Nyaris semua masyarakat yang dikunjungi dengan ramah menawarkan menu ini, selain jajanan khas yang lain. Ini adalah salah satu bentuk keramahtamahan bangsa Indonesia dan salah satu ajaran dalam Islam, untuk memuliakan tamu dengan menyuguhkan hidangan terbaik mereka. Ada kalanya anak-anak santri menolak dengan halus tawaran warga yang mereka kunjungi, karena mereka ingat pesan Maryam untuk tidak berlebihan makan. Tapi tidak dengan si Gembul Mamad. Ia tetap menyantap apapun yang dihidangkan di hadapannya tanpa memperhitungkan kondisi perutnya yang sebetulnya sudah terlalu penuh.
      Setelah hampir semua warga mereka kunjungi, Mamad tiba-tiba berhenti, tangannya memegangi perutnya. Wajahnya pucat pasi, keringat mengalir dari dahinya.
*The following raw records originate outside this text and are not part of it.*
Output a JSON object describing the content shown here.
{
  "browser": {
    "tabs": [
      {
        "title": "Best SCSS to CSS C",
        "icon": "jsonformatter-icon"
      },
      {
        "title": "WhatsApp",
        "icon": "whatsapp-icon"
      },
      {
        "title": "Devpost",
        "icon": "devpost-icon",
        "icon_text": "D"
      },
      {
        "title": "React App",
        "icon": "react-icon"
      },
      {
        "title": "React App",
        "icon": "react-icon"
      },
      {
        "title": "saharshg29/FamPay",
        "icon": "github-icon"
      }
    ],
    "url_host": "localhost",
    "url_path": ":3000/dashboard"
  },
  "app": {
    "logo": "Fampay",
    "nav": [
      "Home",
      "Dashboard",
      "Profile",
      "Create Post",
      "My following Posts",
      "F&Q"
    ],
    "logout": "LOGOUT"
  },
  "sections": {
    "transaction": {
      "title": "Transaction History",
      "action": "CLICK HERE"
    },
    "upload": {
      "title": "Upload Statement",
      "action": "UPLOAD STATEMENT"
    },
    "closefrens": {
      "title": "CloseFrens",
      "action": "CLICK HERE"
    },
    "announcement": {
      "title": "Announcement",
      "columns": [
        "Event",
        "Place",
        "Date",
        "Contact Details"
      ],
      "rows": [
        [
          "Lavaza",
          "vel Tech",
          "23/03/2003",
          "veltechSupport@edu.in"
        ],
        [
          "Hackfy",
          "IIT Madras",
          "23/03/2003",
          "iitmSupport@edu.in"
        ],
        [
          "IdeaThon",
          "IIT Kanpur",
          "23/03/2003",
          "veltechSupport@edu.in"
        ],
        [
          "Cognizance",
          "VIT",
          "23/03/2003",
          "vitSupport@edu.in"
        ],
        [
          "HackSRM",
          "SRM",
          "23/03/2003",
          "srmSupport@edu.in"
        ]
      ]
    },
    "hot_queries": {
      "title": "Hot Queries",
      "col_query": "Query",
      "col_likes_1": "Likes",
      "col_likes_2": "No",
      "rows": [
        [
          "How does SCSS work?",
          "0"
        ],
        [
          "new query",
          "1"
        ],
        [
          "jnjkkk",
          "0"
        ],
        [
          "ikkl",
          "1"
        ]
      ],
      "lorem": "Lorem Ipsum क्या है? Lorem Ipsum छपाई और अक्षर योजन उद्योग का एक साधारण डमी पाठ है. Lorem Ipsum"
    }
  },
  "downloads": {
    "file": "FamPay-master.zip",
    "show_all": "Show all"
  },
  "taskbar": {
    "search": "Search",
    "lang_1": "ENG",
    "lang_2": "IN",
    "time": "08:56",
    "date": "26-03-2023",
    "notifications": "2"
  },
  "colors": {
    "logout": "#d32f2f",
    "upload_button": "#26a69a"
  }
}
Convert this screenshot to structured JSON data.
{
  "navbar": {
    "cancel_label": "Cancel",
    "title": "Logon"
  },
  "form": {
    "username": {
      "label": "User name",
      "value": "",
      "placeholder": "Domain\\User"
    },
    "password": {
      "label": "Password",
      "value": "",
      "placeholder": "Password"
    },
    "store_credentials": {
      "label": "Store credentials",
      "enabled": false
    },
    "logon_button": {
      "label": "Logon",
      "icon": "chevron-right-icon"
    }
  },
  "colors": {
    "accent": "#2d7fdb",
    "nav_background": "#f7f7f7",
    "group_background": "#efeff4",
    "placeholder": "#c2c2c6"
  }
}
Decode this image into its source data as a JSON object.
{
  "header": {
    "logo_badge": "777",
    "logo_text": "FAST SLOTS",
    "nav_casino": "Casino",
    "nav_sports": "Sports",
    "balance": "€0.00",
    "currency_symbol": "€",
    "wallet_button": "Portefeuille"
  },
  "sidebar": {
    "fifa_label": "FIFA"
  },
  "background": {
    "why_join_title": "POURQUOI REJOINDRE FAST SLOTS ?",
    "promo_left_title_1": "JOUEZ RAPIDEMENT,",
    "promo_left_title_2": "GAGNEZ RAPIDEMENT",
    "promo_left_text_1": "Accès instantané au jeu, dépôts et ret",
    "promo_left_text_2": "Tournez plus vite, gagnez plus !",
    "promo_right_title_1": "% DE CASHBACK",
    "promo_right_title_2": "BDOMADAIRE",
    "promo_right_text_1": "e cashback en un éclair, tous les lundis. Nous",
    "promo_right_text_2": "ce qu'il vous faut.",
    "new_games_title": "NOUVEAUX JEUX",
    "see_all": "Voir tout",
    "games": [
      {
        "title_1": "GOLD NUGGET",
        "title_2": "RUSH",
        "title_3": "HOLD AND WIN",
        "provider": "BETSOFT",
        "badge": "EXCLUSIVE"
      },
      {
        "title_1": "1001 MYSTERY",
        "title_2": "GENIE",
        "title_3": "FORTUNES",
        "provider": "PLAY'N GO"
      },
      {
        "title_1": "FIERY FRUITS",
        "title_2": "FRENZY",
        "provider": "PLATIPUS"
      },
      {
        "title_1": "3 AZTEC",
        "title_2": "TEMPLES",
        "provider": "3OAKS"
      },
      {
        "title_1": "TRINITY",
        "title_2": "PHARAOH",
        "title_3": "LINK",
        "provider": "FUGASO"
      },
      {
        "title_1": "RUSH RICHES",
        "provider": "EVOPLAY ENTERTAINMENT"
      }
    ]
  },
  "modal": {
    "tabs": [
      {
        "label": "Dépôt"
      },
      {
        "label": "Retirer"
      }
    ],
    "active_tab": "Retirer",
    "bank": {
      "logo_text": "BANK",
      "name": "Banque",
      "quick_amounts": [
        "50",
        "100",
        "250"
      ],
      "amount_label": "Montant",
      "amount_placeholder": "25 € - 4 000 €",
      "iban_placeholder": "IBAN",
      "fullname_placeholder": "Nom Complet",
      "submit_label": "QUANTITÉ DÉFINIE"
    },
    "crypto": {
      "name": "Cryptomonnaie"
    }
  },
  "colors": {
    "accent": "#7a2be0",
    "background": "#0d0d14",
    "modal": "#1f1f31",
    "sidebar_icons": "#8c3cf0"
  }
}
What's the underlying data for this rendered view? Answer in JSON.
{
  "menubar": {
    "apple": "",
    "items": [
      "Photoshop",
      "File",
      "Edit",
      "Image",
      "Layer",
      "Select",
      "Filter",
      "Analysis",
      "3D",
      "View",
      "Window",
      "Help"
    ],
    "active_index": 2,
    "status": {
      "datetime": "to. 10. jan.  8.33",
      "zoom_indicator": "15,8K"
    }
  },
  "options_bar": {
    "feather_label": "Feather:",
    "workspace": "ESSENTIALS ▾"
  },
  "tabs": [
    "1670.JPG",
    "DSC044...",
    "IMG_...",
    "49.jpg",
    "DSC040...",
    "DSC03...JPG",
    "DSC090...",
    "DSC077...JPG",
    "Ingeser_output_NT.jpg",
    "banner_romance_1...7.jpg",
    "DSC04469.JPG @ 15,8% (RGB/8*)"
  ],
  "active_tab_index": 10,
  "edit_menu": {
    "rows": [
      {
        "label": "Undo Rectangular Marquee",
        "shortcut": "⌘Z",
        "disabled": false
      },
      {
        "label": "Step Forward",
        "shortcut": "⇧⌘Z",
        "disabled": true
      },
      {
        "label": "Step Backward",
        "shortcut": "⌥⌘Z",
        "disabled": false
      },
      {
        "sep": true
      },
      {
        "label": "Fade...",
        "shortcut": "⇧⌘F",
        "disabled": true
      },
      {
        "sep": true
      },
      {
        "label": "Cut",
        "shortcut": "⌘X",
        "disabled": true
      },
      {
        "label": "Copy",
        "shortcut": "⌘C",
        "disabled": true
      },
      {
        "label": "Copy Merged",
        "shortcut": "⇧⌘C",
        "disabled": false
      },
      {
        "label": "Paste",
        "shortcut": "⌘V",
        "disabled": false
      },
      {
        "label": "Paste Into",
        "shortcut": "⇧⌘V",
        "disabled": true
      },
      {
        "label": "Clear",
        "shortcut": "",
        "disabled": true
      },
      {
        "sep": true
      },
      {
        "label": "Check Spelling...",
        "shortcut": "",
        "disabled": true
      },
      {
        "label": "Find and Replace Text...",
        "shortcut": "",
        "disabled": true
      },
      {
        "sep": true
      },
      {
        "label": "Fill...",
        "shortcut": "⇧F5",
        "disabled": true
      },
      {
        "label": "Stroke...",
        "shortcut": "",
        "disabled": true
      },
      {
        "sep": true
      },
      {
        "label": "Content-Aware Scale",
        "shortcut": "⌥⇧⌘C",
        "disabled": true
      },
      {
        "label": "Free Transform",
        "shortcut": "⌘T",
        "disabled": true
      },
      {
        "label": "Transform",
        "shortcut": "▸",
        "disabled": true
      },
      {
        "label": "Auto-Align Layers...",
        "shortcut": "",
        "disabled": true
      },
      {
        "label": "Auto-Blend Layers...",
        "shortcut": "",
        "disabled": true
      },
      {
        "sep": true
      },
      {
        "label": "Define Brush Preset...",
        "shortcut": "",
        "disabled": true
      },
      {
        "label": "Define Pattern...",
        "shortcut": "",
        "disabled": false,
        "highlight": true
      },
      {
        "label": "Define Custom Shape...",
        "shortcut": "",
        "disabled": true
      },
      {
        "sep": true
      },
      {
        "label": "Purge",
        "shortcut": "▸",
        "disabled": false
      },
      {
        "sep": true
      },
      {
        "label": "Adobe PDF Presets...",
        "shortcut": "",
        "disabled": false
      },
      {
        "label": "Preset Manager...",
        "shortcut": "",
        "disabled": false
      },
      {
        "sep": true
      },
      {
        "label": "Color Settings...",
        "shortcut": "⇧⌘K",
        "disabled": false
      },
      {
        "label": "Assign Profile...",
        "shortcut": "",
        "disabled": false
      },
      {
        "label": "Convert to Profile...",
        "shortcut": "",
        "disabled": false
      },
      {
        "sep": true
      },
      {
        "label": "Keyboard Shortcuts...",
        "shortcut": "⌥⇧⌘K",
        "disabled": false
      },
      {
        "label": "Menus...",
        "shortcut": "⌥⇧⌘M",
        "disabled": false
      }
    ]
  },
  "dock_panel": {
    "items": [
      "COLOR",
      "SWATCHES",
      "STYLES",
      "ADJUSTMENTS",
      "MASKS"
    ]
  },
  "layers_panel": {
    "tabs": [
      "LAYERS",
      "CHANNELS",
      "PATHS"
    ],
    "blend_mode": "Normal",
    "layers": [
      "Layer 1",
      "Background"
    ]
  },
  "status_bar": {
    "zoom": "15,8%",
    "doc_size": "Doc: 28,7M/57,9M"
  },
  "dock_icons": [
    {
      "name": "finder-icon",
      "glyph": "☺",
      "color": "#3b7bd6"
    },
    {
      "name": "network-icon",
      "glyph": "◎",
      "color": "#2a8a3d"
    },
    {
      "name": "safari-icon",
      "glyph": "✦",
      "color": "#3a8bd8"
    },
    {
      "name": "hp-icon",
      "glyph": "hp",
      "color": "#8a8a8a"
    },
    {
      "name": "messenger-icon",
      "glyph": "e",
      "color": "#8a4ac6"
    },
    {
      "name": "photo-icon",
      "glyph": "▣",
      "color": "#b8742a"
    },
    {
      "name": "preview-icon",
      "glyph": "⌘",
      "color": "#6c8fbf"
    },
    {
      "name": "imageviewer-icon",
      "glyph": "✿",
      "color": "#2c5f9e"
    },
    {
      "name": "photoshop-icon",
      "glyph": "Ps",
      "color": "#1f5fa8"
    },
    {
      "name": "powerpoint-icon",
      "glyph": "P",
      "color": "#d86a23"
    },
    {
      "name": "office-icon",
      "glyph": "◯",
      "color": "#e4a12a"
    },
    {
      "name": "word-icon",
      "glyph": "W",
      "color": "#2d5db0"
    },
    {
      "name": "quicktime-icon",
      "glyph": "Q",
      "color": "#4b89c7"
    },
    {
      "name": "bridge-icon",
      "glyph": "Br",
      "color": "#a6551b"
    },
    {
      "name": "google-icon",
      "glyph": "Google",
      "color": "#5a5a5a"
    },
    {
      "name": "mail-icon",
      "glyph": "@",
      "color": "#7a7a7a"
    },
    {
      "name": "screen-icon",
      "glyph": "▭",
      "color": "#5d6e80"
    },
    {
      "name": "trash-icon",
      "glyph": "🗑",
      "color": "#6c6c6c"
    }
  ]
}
      "Bu Ustadz ... eemm ... bo .. mm ... boleh saya pulang duluan?" ucap Mamad tiba-tiba dengan wajah pucat pasi.
      "Ada apa Mad? Kamu sakit?" Tinggal sebentar lagi acara kita ujung-ujung selesai hlo ...," kata Maryam pelan.
      "Pe .. peerruut sayaa ... sakiiit Buuu ....., " Mamad sudah tak bisa menahan lagi perutnya. Rasa mulas yang tiba-tiba datang membuatnya lari secepat kilat ke rumahnya berbarengan dengan itu tiba-tiba terdengar suara yang tak asing diikuti oleh bau yang luar biasa menusuk hidung. Broott ... broot .... brroottt .......!!! Sontak teman-temannya  menutup hidung sambil tertawa melihat Si Gembul Mamad lari dengan memegangi perutnya.
      "Mamad ... Mamad ... ," Maryam hanya bisa menggelengkan kepala dan ikut tertawa menyaksikan santrinya yang satu ini.